The Fed doesn't care about volatility: CIO

The disconnect between the Fed and markets over the trajectory of interest rate policy decisions is promoting volatility and feeding investors' anxiety, Burt White, LPL Financial's chief investment officer, said Wednesday on CNBC.

Though the financial turmoil of 2016 has put the central bank's aggressive path in doubt among market participants, the Fed generally does not care about market swings, White noted on "Power Lunch."

"The big thing we're watching here is the Fed," he said. "The market is really looking for the Fed to signal they're going to be on pause for a while, but the Fed really is pretty resistant to volatility."

And, if the Fed starts to see inflation "show some green shoots," said White, there will be even more concern among investors that a rate hike will occur in this apparently shaky market.

Richmond Federal Reserve President Jeffrey Lacker seemingly confirmed this assertion Wednesday, noting that there is still a case for raising interest rates further, a sign the central bank's internal debate over rate hikes remains a live one.

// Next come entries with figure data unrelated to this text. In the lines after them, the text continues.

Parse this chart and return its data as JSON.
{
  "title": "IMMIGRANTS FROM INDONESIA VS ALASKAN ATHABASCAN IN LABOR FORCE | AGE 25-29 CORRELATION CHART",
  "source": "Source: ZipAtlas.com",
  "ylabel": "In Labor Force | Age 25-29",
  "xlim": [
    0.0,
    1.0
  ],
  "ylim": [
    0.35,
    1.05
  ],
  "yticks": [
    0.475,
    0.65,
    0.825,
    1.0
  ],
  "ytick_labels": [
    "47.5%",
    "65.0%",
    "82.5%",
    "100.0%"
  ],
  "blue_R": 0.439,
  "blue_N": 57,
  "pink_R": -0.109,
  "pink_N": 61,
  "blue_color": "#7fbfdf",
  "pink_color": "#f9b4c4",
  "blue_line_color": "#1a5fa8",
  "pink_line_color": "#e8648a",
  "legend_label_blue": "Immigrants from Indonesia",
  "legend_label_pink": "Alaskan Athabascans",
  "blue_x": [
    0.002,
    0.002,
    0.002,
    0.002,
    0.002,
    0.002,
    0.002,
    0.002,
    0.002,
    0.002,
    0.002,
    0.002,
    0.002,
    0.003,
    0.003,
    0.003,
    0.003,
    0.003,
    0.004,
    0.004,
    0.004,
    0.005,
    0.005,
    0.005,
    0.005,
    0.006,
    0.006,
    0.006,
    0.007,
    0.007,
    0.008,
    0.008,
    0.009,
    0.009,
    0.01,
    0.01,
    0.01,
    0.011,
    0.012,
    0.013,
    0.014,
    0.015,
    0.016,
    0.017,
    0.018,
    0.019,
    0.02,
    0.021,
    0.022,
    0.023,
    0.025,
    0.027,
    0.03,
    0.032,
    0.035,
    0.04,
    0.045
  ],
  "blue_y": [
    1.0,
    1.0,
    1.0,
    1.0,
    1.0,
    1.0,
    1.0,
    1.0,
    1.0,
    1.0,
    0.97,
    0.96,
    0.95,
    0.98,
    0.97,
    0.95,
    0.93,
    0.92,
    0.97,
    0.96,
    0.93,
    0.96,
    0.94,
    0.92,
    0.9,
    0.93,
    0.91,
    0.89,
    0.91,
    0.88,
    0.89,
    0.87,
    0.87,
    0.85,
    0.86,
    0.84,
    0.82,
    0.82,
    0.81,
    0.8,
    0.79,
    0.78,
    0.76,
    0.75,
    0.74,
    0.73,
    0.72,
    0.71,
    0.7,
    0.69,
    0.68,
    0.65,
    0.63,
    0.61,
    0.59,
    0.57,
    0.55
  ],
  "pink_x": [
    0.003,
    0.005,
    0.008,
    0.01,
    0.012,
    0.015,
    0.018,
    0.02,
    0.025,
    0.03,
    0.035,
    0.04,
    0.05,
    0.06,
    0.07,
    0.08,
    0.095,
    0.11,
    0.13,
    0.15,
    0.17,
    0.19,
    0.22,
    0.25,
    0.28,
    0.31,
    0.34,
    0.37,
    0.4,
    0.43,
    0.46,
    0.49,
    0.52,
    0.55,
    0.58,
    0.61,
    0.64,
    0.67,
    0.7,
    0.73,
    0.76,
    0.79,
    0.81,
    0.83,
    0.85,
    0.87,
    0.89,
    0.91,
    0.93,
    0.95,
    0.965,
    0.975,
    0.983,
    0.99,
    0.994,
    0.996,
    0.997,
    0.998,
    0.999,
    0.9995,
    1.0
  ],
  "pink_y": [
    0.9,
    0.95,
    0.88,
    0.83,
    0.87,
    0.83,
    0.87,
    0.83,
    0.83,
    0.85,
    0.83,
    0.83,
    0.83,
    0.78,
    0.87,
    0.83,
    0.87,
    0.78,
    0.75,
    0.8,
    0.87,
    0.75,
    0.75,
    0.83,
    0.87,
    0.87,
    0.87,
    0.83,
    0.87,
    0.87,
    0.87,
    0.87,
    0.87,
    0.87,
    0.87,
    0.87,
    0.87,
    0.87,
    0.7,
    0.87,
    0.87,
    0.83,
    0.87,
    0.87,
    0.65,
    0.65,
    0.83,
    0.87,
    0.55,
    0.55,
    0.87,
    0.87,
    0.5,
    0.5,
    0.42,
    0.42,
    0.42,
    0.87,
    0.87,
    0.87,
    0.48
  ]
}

Lacker said estimates of the economy's so-called natural real rate of interest, the level when economists think there will be normal economic growth rates and stable inflation, is at or just above zero.

"This perspective would bolster the case for raising the federal funds rate target," Lacker said in prepared remarks for a university gathering in Baltimore. He is not a voting member of the Fed's rate-setting committee this year but participates in its discussions.

Right now, the central bank is currently looking for stability anywhere it can get it, added White.

"They're not finding it from the commodities complex. They would love to get it from central banks, and if they could, they would feel better about it. If they don't, we could have a little battle here, more volatility," he said.

— Reuters contributed to this report.